Using the previously mentioned formula for E°cell:\[E°cell=0-(-0.045)\]
This results in E°cell=0.045. This positive number means that this reaction is spontaneous.
Q20.9.1
Why might an electrochemical reaction that is thermodynamically favored require an overvoltage to occur?
S20.9.1
An overvoltage is the value that occurs when a reaction needs more voltage than calculated in order to begin. It is the difference between the observed experimental potential value and the calculated value. This is because some reactions that are thermodynamically favored may require a high activation energy. Thus, an overvoltage may be required in order to start the reaction. (The following may or may not be similar to the previous explanation. Its simply how I would answer the question. In a thermodynamically favored electrochemical reaction that is taking place in a galvanic cell, electrons are flowing through a wire from the anode to the cathode producing a current. The frictional heating that occurs between the current and wire wastes some of the energy of the cell. Therefore, an increased voltage or overvoltage is required to ensure that the driving force behind the flow of electrons is sufficient enough for the reaction to occur.)
An analogy to this could be driving to a location. If you input a destination into a GPS, it will give you a time that tells you how far away you are from your destination. However, the actual amount of time that it would take to get to said location could be a bit longer than what the GPS calculated due to events like traffic and having to get gas. The 'overvoltage' in this case would be the difference between the calculated GPS time (the calculated voltage required) and the time it actually took (experimentally observed voltage).
Q20.9.3
Why are mixtures of molten salts, rather than a pure salt, generally used during electrolysis?
S20.9.3
A mixture of molten salts is generally used, rather than a pure salt, due to the fact that mixtures of molten salts lowers the melting point of the entire solution. More specifically, the melting point of the pure salt is so high that practical electrolysis is not an option.
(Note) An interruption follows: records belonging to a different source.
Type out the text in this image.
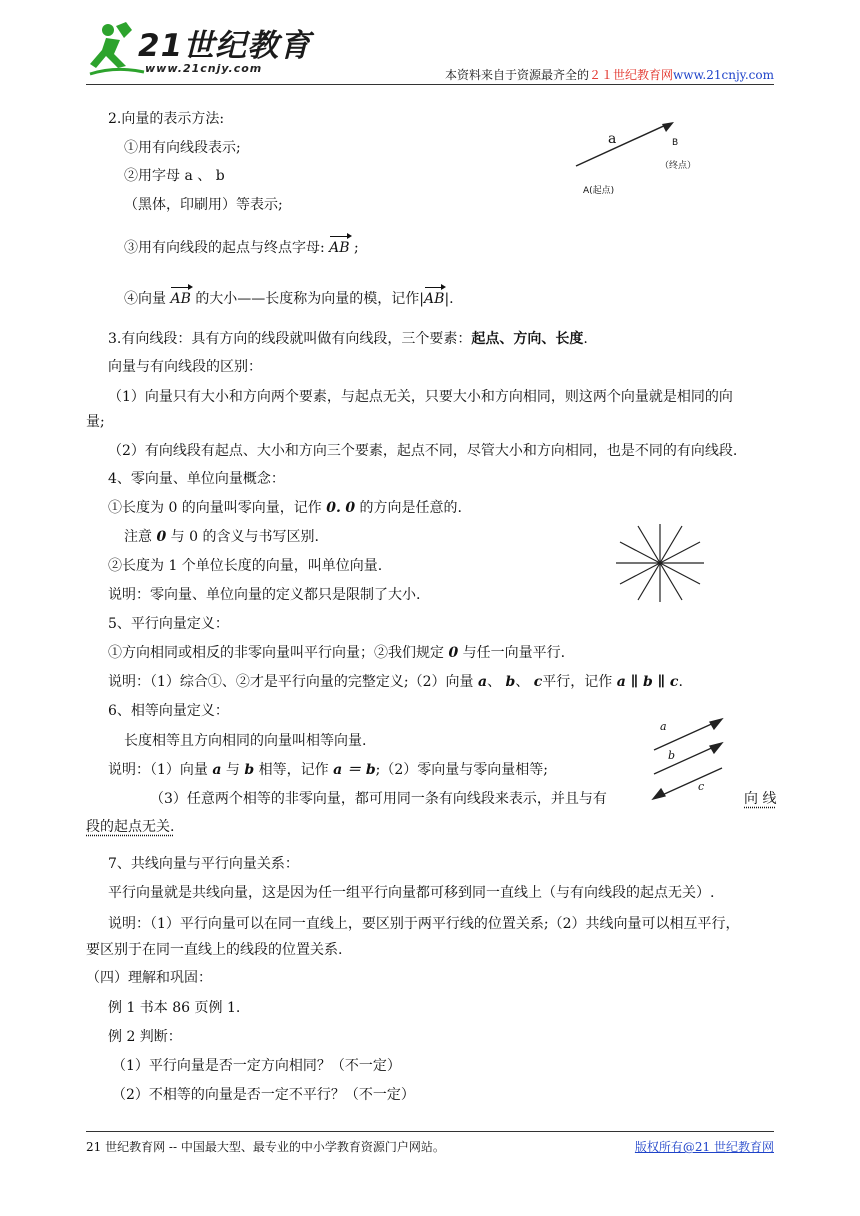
21世纪教育
www.21cnjy.com	本资料来自于资源最齐全的２１世纪教育网www.21cnjy.com
a	B
（终点）
A(起点)
2.向量的表示方法:
①用有向线段表示;
②用字母 a 、 b
（黑体，印刷用）等表示;
③用有向线段的起点与终点字母: AB ;
④向量 AB 的大小——长度称为向量的模，记作|AB|.
3.有向线段：具有方向的线段就叫做有向线段，三个要素：起点、方向、长度.
向量与有向线段的区别：
（1）向量只有大小和方向两个要素，与起点无关，只要大小和方向相同，则这两个向量就是相同的向
量;
（2）有向线段有起点、大小和方向三个要素，起点不同，尽管大小和方向相同，也是不同的有向线段.
4、零向量、单位向量概念：
①长度为 0 的向量叫零向量，记作 0. 0 的方向是任意的.
注意 0 与 0 的含义与书写区别.
②长度为 1 个单位长度的向量，叫单位向量.
说明：零向量、单位向量的定义都只是限制了大小.
5、平行向量定义：
①方向相同或相反的非零向量叫平行向量；②我们规定 0 与任一向量平行.
说明：（1）综合①、②才是平行向量的完整定义;（2）向量 a、 b、 c平行，记作 a ∥ b ∥ c.
6、相等向量定义：
长度相等且方向相同的向量叫相等向量.
说明：（1）向量 a 与 b 相等，记作 a ＝ b;（2）零向量与零向量相等;
（3）任意两个相等的非零向量，都可用同一条有向线段来表示，并且与有	向 线
段的起点无关.
a
b
c
7、共线向量与平行向量关系：
平行向量就是共线向量，这是因为任一组平行向量都可移到同一直线上（与有向线段的起点无关）.
说明：（1）平行向量可以在同一直线上，要区别于两平行线的位置关系;（2）共线向量可以相互平行，
要区别于在同一直线上的线段的位置关系.
（四）理解和巩固：
例 1 书本 86 页例 1.
例 2 判断：
（1）平行向量是否一定方向相同？（不一定）
（2）不相等的向量是否一定不平行？（不一定）
21 世纪教育网 -- 中国最大型、最专业的中小学教育资源门户网站。	版权所有@21 世纪教育网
This means other methods of electrolysis are needed and these methods are often very costly.
For example, the Downs Cell is a cell which is used to produce sodium metal. In it, molten \(NaCl\) undergoes electrolysis. However, the melting point of \(NaCl \)is 801 °C. When mixed with another salt, namely \(CaCl_2\) (which has a melting point of 772°C), the combined melting point is lowered to about 600°C.
The lowering of the temperature is integral to the industrialization of electrolysis, which is why the mixture of molten salts is much more generally used than a pure salt. This reduction means that less energy is needed to preform the electrolysis, which means less money spent on production.